Our approach also allows us to
unpack average payoffs and explore how they vary based on students’ underlying
preferences for the academic and vocational options. They do so considerably:
students with a stronger motivation to pursue academic education in Sixth Form
Colleges (they are willing to travel longer distances to enrol) are penalised
to a much greater extent if diverted to FE Colleges. But while payoffs to
vocational education are negative for most marginal students, we find some
tentative evidence that the least academically-inclined students benefit from
it. Perhaps unsurprisingly, students who enrol in vocational education as an
alternative to leaving education at age 16, seem to increase their annual
earnings - although results are less conclusive as students’ choice to enrol in
vocational education rather than dropping out is not strongly driven by whether
there is an FE college in reach.
In light of these results, policy
efforts should focus on improving the quality of the vocational track by
tackling some of its well documented problems. After all, recent
economic studies from Nordic countries support the idea that vocational
programmes can benefit students even compared to academic ones under certain
conditions. First, vocational programmes must have well-signposted progression
pathways to tertiary level education and have better career guidance and
financial support for students. In this respect, the recent roll-out of
Institutes of Technologies and the announcement of more comprehensive post-18
funding may improve vocational students’ progression through the system. Second,
internationally, vocational programmes appear to work better when they are
closely linked with workplace-based training.

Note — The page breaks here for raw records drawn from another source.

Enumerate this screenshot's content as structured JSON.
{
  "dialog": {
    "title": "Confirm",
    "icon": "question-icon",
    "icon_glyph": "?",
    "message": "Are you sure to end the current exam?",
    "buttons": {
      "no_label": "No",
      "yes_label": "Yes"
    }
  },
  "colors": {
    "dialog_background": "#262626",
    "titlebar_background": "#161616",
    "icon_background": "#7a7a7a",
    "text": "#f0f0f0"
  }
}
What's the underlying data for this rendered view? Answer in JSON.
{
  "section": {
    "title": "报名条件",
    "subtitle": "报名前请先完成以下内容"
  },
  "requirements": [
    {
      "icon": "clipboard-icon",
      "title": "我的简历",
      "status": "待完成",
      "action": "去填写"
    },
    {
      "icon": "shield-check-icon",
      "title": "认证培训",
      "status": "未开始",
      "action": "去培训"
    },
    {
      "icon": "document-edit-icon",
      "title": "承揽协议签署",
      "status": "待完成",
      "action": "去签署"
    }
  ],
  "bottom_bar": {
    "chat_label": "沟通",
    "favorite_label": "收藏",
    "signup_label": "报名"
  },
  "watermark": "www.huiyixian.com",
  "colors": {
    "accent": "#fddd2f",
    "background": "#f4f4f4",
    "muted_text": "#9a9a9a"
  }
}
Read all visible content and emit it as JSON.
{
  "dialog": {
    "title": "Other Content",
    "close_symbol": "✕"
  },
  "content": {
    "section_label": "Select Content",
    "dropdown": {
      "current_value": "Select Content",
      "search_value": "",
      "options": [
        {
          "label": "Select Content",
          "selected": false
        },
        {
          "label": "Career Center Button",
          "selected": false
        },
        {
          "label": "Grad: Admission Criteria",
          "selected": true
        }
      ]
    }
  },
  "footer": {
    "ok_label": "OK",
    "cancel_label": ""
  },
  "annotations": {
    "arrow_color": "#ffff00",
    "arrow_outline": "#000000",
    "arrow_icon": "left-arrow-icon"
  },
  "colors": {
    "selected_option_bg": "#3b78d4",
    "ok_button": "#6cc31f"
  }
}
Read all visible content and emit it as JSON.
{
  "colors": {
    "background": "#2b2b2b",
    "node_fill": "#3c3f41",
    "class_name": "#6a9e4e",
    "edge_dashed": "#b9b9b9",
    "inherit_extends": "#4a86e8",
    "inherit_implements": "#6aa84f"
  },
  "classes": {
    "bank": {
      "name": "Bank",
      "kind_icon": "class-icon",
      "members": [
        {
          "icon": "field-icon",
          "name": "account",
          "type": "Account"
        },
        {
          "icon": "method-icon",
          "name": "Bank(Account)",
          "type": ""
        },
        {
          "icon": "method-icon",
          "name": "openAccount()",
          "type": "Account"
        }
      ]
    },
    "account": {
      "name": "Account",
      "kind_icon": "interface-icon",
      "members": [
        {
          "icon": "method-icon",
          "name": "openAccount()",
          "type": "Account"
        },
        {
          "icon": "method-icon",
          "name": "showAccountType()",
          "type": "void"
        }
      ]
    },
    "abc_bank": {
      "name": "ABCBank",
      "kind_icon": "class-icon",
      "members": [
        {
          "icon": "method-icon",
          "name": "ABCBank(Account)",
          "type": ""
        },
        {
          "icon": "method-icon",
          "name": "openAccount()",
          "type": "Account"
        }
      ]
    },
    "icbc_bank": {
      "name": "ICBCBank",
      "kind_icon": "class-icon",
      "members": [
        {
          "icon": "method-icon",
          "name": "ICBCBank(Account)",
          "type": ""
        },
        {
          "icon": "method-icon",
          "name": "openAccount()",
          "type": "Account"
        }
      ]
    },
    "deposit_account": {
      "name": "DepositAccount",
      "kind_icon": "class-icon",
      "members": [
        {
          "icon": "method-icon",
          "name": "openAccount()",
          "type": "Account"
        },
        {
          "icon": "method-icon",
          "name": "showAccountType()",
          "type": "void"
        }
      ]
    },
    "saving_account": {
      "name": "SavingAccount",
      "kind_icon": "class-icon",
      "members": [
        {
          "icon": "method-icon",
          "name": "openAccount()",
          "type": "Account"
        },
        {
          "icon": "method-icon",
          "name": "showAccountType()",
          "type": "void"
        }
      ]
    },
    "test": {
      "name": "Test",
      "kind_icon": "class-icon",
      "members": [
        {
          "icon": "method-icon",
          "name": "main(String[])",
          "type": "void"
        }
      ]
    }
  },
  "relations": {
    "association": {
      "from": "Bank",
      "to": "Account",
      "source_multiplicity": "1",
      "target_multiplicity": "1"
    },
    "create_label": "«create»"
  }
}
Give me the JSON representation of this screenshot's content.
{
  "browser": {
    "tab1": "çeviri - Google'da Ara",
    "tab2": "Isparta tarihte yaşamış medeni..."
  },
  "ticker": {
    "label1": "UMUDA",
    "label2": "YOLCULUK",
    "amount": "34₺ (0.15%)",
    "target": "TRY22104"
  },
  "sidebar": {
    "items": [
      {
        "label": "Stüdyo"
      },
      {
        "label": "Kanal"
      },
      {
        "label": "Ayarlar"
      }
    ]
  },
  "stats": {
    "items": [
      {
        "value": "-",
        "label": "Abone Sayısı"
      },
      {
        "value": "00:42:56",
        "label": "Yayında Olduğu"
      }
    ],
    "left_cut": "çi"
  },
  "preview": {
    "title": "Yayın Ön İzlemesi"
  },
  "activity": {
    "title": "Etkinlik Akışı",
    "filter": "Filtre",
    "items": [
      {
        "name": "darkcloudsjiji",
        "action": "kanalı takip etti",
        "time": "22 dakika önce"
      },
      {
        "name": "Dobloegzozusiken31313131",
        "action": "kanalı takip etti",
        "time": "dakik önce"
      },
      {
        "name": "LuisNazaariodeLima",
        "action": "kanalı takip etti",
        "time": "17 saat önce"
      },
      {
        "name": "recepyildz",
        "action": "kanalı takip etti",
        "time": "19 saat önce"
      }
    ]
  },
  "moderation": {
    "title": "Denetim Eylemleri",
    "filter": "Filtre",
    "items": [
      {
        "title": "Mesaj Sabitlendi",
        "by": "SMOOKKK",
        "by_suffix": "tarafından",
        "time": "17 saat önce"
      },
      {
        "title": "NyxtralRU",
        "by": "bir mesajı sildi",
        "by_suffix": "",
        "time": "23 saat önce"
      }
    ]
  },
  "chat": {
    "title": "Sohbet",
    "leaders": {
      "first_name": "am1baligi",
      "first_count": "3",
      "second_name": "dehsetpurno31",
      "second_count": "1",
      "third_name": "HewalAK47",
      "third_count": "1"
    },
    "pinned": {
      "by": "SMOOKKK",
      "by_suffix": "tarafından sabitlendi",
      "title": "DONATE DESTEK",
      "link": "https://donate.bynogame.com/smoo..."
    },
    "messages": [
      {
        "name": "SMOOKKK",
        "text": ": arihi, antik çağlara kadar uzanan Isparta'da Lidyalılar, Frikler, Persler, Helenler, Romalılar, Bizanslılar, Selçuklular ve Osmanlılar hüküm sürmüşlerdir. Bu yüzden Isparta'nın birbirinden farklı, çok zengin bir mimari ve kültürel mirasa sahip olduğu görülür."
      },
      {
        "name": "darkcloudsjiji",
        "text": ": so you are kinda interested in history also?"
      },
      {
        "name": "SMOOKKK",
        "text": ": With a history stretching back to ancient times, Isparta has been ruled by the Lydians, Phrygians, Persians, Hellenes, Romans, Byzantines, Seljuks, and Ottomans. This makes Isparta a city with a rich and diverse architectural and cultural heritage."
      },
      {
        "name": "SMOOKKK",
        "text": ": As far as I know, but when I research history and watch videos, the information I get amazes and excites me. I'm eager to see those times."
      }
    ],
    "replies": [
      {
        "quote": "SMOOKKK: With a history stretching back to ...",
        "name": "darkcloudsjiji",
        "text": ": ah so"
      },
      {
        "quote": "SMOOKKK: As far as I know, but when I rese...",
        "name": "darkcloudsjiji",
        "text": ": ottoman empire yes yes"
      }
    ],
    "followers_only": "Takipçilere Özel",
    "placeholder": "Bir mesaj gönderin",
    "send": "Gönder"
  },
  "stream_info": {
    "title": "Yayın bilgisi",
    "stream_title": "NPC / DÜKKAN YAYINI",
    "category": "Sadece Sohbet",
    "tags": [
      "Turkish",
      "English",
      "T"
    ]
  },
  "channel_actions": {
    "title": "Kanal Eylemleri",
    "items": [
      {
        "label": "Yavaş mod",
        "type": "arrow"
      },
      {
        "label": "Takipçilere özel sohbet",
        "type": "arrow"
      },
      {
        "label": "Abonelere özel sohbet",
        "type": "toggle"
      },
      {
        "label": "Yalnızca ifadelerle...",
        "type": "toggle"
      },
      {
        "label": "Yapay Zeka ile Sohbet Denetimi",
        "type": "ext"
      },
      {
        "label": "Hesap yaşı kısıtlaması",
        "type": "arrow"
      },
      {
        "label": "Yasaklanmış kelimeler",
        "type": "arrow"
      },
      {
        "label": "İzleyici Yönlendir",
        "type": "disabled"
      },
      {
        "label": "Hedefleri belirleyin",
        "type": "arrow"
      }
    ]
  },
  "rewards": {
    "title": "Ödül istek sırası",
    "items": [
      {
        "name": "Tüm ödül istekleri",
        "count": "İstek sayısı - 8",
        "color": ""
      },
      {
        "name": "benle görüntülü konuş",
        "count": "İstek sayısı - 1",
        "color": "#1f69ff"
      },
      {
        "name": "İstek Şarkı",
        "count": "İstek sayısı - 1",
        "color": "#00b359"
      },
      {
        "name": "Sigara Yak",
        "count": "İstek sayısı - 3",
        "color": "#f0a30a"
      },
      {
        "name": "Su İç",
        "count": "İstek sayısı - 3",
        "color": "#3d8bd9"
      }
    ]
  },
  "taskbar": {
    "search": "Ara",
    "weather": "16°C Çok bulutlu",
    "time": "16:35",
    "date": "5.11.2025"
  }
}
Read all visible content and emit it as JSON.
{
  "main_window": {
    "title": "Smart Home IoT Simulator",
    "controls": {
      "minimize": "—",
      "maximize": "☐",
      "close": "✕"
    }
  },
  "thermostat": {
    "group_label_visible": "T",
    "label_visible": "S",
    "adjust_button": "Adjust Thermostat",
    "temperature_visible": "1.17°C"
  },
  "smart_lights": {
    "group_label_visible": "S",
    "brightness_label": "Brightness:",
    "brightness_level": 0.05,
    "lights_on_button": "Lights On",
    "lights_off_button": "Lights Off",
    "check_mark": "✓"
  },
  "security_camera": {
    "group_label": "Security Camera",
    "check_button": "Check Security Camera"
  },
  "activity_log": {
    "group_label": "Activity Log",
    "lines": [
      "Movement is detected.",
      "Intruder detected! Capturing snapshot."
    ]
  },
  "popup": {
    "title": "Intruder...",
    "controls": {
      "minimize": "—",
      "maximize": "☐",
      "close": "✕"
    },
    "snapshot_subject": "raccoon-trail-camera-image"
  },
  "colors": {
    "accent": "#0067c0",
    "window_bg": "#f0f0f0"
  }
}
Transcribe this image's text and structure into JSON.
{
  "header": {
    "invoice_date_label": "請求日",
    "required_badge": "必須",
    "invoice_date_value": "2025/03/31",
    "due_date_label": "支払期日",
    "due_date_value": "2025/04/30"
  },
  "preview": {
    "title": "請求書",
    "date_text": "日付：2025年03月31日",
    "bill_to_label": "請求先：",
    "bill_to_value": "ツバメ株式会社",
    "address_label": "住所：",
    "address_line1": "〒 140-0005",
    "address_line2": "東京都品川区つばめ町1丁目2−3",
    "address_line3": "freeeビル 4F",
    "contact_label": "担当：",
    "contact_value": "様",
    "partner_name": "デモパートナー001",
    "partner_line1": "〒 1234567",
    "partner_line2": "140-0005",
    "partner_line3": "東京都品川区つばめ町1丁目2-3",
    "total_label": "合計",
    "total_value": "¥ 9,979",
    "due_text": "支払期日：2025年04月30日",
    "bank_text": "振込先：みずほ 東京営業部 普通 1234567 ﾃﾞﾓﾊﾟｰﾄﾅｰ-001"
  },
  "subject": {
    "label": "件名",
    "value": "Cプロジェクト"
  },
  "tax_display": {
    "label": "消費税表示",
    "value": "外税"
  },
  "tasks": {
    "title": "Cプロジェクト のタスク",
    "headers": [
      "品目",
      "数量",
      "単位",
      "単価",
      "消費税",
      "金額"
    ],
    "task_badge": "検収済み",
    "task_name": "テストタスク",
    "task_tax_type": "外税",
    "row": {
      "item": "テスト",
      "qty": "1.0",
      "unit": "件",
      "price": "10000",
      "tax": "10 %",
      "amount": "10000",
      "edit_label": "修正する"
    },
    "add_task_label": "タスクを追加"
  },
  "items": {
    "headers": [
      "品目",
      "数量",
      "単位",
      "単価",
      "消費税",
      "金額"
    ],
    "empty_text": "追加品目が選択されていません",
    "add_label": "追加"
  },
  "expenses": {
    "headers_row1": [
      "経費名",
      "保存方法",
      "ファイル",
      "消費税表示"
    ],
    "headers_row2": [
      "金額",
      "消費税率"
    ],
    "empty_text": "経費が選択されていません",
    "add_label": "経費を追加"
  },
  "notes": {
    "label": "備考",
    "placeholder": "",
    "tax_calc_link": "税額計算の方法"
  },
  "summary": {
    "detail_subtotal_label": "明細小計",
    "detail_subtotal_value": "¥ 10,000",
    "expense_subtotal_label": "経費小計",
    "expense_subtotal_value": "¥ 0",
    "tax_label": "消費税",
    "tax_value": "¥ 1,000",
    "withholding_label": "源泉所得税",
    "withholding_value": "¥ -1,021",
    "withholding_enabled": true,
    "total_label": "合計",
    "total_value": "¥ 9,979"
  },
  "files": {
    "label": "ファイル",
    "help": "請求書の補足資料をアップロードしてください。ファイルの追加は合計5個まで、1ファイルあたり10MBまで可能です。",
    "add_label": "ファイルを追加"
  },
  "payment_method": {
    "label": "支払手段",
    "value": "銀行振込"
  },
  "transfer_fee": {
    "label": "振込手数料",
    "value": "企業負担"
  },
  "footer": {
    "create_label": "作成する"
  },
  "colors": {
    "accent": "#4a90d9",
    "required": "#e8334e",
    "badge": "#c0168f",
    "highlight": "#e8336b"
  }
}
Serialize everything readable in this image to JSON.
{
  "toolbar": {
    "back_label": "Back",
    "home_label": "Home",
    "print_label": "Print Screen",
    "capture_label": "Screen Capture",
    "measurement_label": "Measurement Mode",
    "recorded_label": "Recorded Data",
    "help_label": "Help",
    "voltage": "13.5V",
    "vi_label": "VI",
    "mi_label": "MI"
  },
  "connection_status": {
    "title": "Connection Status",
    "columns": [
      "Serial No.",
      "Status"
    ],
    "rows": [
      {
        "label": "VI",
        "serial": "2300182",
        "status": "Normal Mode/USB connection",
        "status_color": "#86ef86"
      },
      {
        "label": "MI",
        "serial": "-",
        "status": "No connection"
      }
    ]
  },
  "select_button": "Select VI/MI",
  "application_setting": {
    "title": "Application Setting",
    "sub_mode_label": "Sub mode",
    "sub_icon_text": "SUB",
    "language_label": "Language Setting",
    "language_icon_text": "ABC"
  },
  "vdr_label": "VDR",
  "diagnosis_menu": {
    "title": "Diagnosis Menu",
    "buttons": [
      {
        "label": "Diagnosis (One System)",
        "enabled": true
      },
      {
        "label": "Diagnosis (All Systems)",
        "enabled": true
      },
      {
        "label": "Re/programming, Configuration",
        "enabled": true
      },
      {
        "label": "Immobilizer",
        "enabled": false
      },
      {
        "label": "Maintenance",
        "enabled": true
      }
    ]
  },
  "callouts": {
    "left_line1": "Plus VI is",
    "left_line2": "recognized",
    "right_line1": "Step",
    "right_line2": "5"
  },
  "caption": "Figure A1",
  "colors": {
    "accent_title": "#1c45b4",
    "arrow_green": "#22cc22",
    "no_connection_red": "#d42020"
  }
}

In the UK, apprenticeships have
become less common for 16-19-year-olds than for older people over the years.
Without strong incentives for firms’ involvement, recent reforms, such as the
introduction of T-Levels with mandatory work placements and the consolidation
of employer-designed apprenticeship standards, risk being futile.
Overall, if we are to be serious in
this country about promoting growth and reducing inequality by improving and
diversifying skills, there needs to be much more policy attention towards the
Further Education sector and the challenges its students face.